Ora, però, è molto probabile che, almeno nel breve termine, i giornali non spariranno, al più saranno costretti ad adeguare stili e strumenti del loro fare notizia ed opinione; è altresì molto probabile che la categoria dei giornalisti e quella degli opinionisti di professione continueranno ad avere di che vivere, ma strappandolo sempre più con le unghie e con i denti a questa turba assatanata di liberi informatori e liberi opinionisti che pullula nel web. Chissà non ne venga uno stimolo, per loro, a dare il meglio di sé, spesso assai scadente.
Nessuna fine del mondo è alle porte, dunque, Bernard-Henry Lévy esagera e, vedrete, quando il Time finalmente vorrà dargli il titolo di Person of the year, un raggio di sole squarcerà il “data smog”, “il suo punto di vista” sarà un po’ meno offuscato da quello di tutti gli altri e gli passerà la vertigine.

Resta da vedere: se sia davvero una tragedia che “ciascuno [abbia] il suo punto di vista”; se questa tragedia prenda corpo nel momento in cui un numero considerevole di individui decida di rendere pubblico il proprio punto di vista con un blog; se, per ciò stesso, “tutti i punti di vista [abbiano] egual valore”; e, se sì, resta da vedere anche se questo “egual valore” sia un elemento capace di inflazionare il valore presuntivamente assoluto del punto di vista che varrebbe (solo questo parrebbe chiaro nel lamento di Bernard-Henry Lévy) più di tutti gli altri punti di vista.

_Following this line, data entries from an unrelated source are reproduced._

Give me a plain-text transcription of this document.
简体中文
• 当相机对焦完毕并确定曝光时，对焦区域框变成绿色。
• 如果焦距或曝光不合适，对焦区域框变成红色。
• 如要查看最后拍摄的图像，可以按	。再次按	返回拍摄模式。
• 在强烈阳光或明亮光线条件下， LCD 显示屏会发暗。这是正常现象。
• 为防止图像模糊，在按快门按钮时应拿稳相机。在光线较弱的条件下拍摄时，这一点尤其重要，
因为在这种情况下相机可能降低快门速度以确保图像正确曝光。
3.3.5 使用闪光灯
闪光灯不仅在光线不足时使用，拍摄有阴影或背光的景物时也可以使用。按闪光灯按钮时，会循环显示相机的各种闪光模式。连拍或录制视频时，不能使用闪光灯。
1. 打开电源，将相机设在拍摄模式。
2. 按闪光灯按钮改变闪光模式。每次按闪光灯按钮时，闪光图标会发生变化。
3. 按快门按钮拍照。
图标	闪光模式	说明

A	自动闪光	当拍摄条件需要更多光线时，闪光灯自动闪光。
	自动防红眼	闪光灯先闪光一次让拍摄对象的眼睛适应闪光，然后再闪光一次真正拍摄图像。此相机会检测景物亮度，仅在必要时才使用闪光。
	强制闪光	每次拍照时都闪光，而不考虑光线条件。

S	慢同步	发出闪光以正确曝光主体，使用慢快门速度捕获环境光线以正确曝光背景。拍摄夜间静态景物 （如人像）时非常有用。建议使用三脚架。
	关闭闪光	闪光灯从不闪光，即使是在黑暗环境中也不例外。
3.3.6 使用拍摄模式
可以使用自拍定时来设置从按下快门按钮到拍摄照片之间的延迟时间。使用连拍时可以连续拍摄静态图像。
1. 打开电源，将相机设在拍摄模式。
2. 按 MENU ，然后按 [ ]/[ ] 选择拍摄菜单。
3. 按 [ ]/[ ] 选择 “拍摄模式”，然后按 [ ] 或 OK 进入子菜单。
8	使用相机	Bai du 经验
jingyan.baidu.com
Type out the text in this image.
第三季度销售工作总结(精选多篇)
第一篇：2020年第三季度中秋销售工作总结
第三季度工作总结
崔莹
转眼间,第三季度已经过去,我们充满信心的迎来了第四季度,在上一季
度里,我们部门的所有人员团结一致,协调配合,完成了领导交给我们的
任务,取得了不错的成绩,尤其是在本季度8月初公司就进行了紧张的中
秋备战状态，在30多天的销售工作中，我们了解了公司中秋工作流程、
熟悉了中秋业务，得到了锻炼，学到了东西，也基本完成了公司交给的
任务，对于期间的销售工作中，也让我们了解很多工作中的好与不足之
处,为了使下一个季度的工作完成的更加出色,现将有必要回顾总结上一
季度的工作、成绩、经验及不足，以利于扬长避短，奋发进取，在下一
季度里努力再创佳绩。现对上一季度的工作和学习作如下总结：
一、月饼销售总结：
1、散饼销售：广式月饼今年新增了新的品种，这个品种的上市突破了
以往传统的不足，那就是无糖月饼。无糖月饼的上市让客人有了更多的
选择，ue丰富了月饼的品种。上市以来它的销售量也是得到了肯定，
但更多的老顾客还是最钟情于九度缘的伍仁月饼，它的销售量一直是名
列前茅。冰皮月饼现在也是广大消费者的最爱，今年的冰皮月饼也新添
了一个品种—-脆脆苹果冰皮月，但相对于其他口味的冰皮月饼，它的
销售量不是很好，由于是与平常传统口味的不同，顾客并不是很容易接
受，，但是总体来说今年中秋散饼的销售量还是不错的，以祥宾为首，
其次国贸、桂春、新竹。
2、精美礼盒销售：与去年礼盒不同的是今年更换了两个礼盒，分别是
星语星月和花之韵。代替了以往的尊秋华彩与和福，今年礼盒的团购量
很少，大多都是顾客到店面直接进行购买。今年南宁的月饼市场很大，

Problemi che rimandano ad una questione vecchia di almeno 25 secoli: la libertà e la democrazia sono cose splendide in mano a pochi; in mano a tutti provocano disordine, mettono confusione nella scala dei valori dati, costituiscono un pericolo per la libertà e la democrazia stesse, oltre a lasciare sporcizia nelle aiuole. Più che una posizione intellettuale, quello di Bernard-Henry Lévy è uno stato d’animo: quello del maître à penser di fronte al pericolo che un tizio, di punto in bianco, si metta à penser di suo e non gli riconosca lo status di  maître.
Più che uno stato d’animo, a pensarci bene, è vertigine. Una volta l’abbiamo colta sul volto di Mughini, durante un talk show sportivo, quando un tifoso juventino l’ha anticipato di un niente nel dire la medesima cazzata che stava per dire lui.